We present the validation of such a method, a novel high content screening assay based on six parameters (nuclei counts, nuclear area, plasma membrane integrity, lysosomal activity, mitochondrial membrane potential (MMP), and mitochondrial area) using ~100 drugs of which the clinical hepatotoxicity profile is known.
We find that a 100-fold TI between the lowest toxic concentration and the therapeutic Cmax is optimal to classify compounds as hepatotoxic or non-hepatotoxic, based on the individual parameters. Most parameters have ~50% sensitivity and ~90% specificity. Drugs hitting ≥2 parameters at a concentration below 100-fold their Cmax are typically hepatotoxic, whereas non-hepatotoxic drugs typically hit <2 parameters within that 100-fold TI. In a zone classification model, based on nuclei count, MMP and human Cmax, we identified an area without a single false positive, while maintaining 45% sensitivity. Hierarchical clustering using the multi-parametric dataset roughly separates toxic from non-toxic compounds. We employ the assay in discovery projects to prioritize novel compound series during hit-to-lead, to steer away from a DILI risk during lead optimization, for risk assessment towards candidate selection and to provide guidance of safe human exposure levels.

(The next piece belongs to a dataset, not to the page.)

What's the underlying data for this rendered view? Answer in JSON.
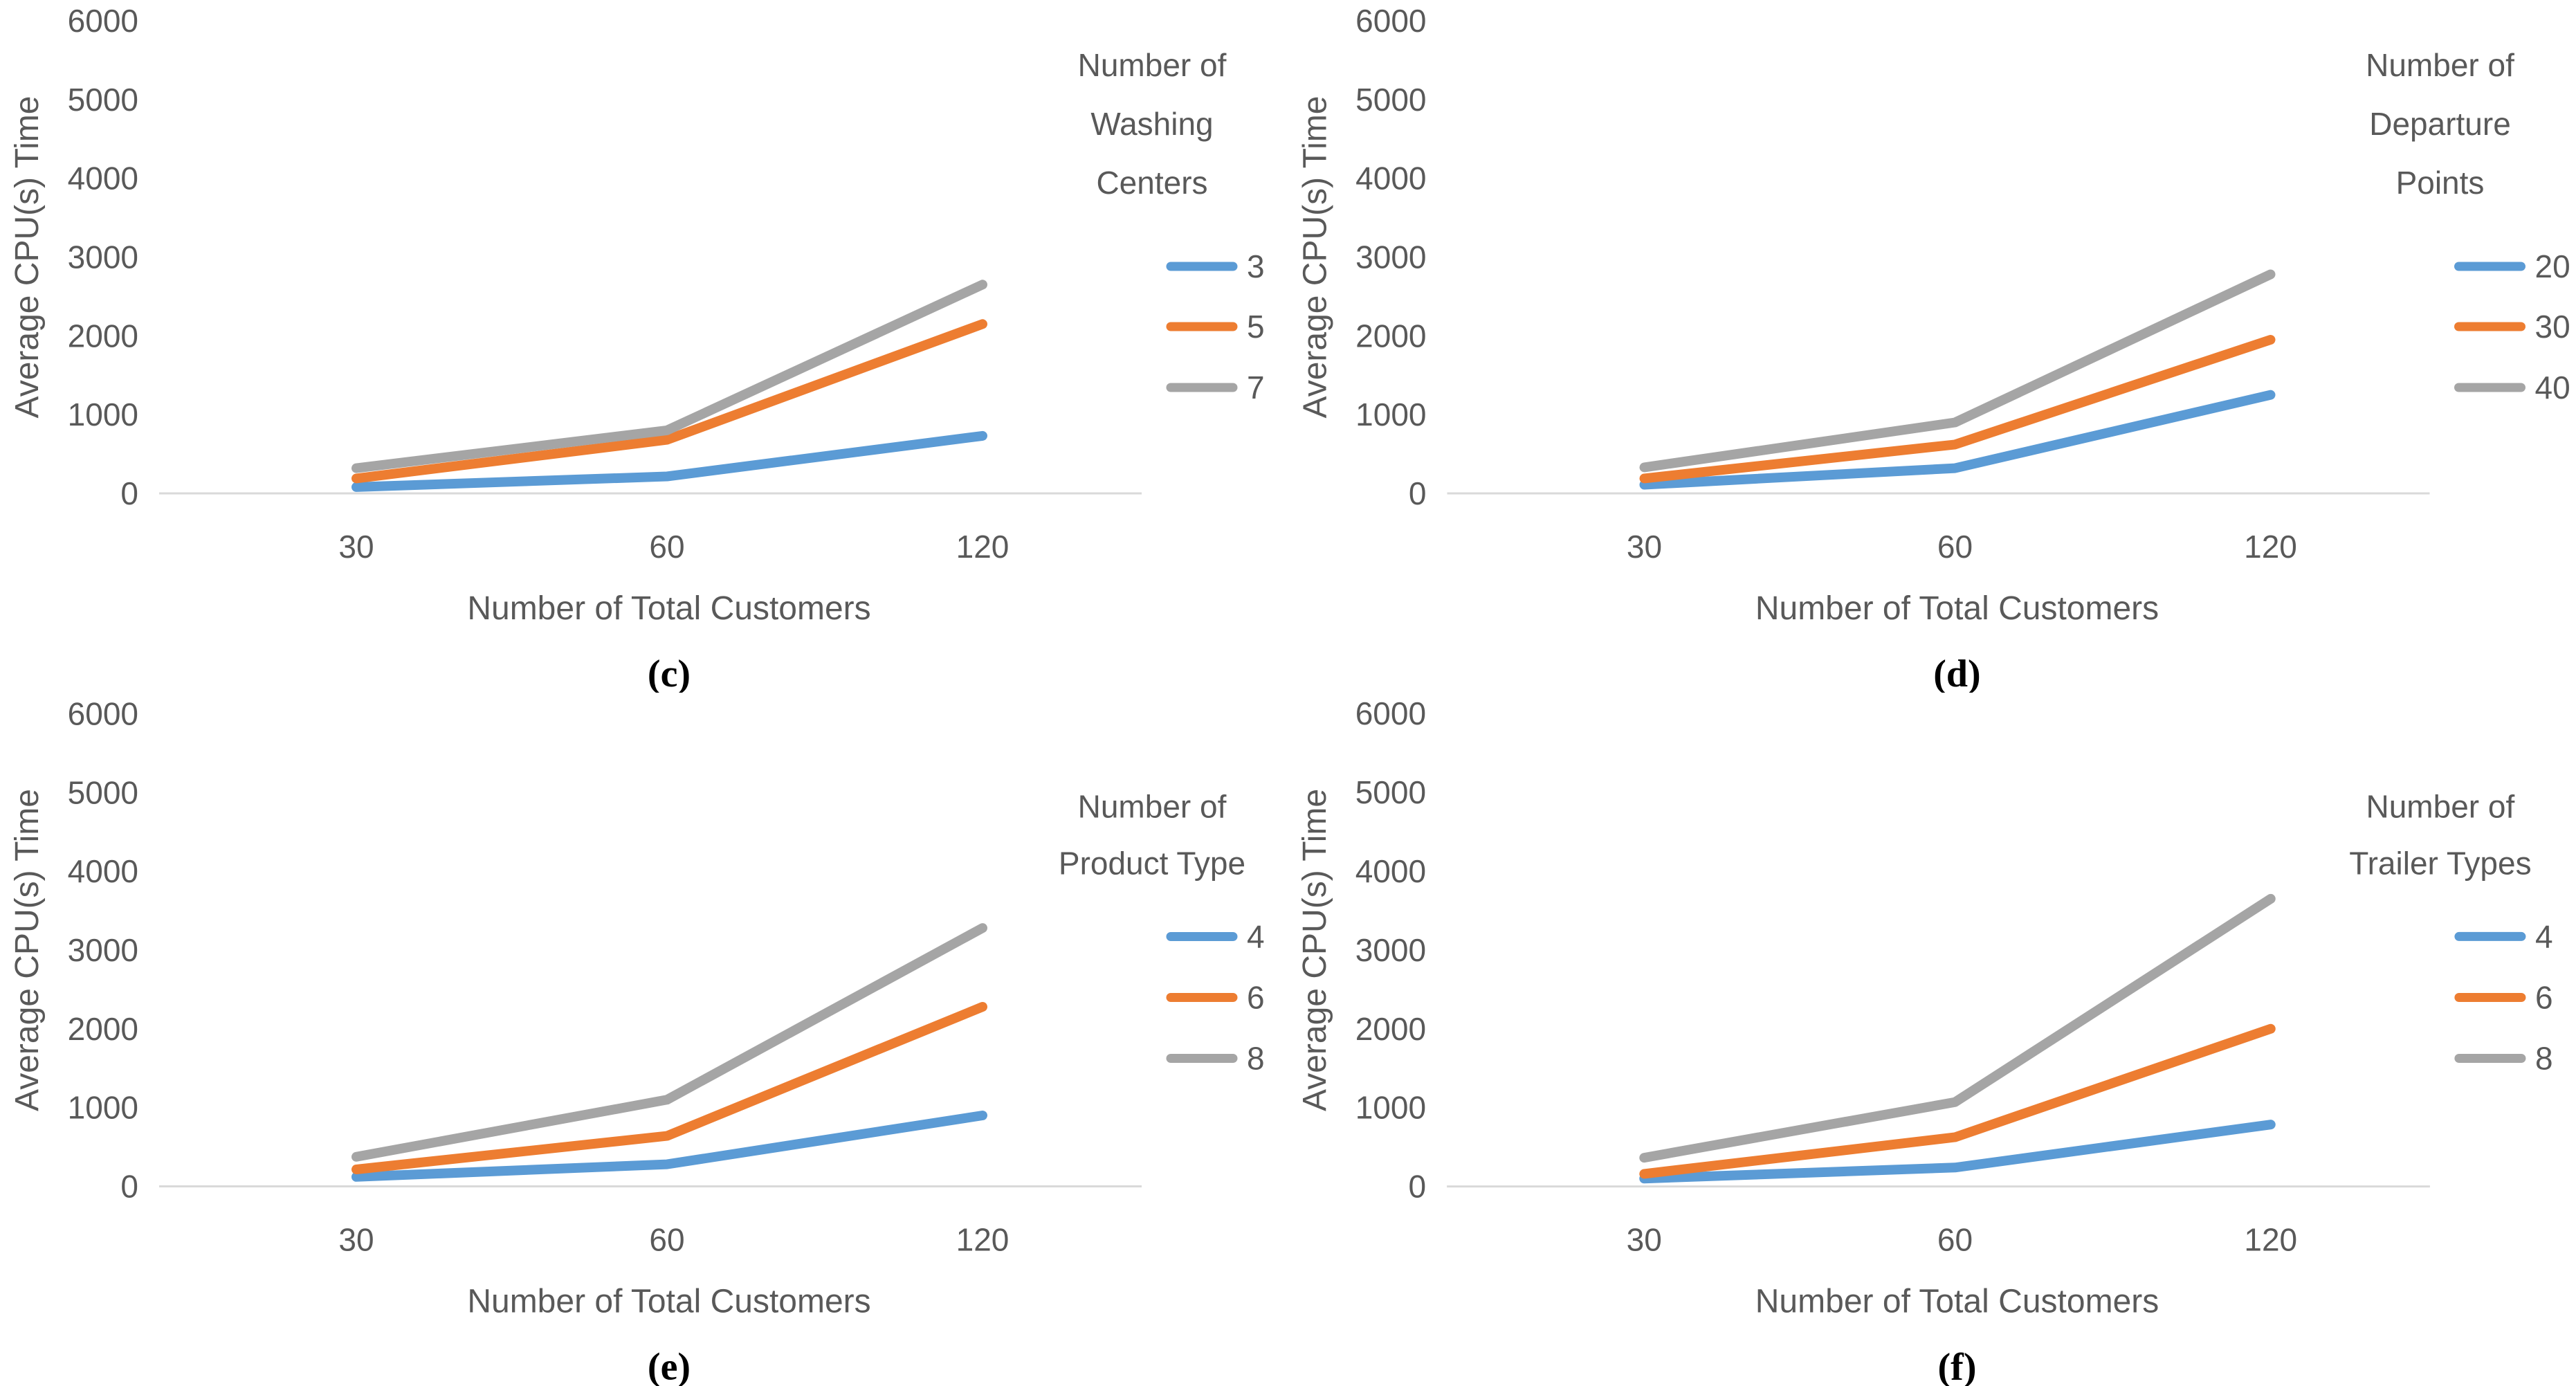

药物不良反应是药物研发项目失败、药物撤市及使用受限的主要原因。因此,早期危害识别和严格的风险规避策略至关重要。对于药物性肝损伤(DILI)而言,采用传统安全性检测方法很难做到这一点。为降低DILI风险,需要识别并淘汰具有高风险的候选药物。而且,为研发出无相关风险的候选药物,需要在药物发现早期评估风险因素,以便在先导化合物系列优化过程中基于安全性参数进行优化。这就需要采用能够实现中高通量化合物分析且能生成适用于在先导化合物优化项目中建立构效关系的定量结果方法。
我们展示了一种此类方法的验证过程,即一种基于六个参数(细胞核计数、核面积、质膜完整性、溶酶体活性、线粒体膜电位(MMP)和线粒体面积)的新型高内涵筛选分析方法,该方法使用了约100种已知临床肝毒性特征的药物。
我们发现,基于各个参数,最低毒性浓度与治疗性Cmax之间100倍的治疗指数(TI)最适合将化合物分类为肝毒性或非肝毒性。大多数参数的灵敏度约为50%,特异性约为90%。在浓度低于其Cmax 100倍时影响≥2个参数的药物通常具有肝毒性,而非肝毒性药物在该100倍TI范围内通常影响<2个参数。在基于细胞核计数、MMP和人体Cmax的区域分类模型中,我们确定了一个无假阳性的区域,同时保持了45%的灵敏度。使用多参数数据集进行层次聚类大致可将有毒化合物与无毒化合物区分开来。我们在发现项目中使用该分析方法,以便在命中到先导化合物阶段对新型化合物系列进行优先级排序,在先导化合物优化阶段规避DILI风险,用于候选药物选择的风险评估,并提供安全人体暴露水平的指导。